Tabii bunun gerçekleşmesi için dış mihrakların kapitalist devletlerin komünist ve sosyalist devletlerin bizi yıkmak için girişecekleri çabaları göğüslememiz bu çabaları etkisiz kılmamız lazımdır. Tabi bunun yanında ülkemizde hakimiyeti ele geçirmek isteyen yahut ülkemizde yeni rejimler kurmak isteyen yahut ülkemizi parçalamak isteyen ümmetçilerin dinsel devlet peşinde koşanların saltanatçıların, hilafetçilerin karşı milliyet peşinde koşanların federatif sistem isteyenlerin çalışmalarını da çabalarını da başarılı olmalarını da milletçe göğüsleyip engellememiz şarttır. Cumhuriyet rejimimizin ve devletimizin bekası buna bağlıdır.
Türkiye Cumhuriyeti’nden önce kurulan Türk cumhuriyetleri konusunda Kars bölgesinde kurulan Kars milli şuralar hükümetinden de bahsetmek yerinde olacaktır. Ancak bu cumhuriyet geçici ve kısa sürmüş, kurtuluş harbi bir başka deyişle istiklal harbi çalışmaları gerçekleşmeye başladığında bu devlette ortadan kalkmıştır. Yine biz Türkleri ilgilendiren Türkiye Cumhuriyeti’nin ilk kuruluş dönemlerinde hemen güney sınırımızda kurulan bir Türk Cumhuriyeti’nden daha bahsetmemiz yerinde olacak tır kanaatindeyim.

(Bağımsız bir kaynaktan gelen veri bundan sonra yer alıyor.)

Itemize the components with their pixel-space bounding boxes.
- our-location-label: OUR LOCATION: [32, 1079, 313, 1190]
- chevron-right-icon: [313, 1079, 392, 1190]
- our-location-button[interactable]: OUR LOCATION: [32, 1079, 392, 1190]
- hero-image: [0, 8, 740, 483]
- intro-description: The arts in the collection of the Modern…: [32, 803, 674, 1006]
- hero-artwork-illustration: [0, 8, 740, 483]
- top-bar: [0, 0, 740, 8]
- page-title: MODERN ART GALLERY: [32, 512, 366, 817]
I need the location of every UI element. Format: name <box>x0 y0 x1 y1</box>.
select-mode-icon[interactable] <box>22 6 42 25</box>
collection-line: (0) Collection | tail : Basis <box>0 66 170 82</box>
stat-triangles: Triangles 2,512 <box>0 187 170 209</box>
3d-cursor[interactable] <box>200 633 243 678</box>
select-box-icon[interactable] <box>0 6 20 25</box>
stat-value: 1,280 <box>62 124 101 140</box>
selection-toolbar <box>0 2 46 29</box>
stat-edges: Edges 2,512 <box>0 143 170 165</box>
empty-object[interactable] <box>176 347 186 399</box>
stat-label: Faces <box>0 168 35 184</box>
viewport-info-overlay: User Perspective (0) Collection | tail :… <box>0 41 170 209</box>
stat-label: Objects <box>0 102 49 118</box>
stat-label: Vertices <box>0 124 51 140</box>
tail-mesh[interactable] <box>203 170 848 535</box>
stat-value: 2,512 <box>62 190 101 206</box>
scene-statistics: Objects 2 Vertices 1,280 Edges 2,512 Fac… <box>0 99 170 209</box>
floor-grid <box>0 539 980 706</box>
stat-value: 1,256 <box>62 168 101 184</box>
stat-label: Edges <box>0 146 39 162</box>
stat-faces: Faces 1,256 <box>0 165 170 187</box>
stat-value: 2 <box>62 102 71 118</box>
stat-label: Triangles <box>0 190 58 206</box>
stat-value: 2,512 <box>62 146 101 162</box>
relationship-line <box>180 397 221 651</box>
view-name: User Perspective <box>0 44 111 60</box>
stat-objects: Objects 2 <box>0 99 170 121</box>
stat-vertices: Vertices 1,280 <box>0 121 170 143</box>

Bu cumhuriyette Mustafa Kemal’in ilgisini ve çalışmalarını üzerinde yoğunlaştırıp oluşmasını sağladığı ama ne yazık ki kendisinin göremediği Hatay cumhuriyeti olarak belirtebiliriz. Bu cumhuriyette kısa bir dönem yaşamış, daha sonra kendi isteğiyle meclisinin aldığı kararla Türkiye Cumhuriyeti’ne katılmıştır. Bu cumhuriyetin adı Hatay cumhuriyetidir. Kısa sürmüş, sonuçta Türkiye Cumhuriyeti’yle birleşerek varlığını onun bünyesinde devam ettirmek imkanı bulmuştur.
Şunu da belirtmek isterim ki Türkiye Cumhuriyeti şu anda varlığını ve her türlü etkiden uzak bağımsızlığını sürdüren tek Türk cumhuriyetidir. Bunun dışındaki kardeş Türk cumhuriyetleri hakkında tam manasıyla bağımsızdır demek kanaatimce zordur.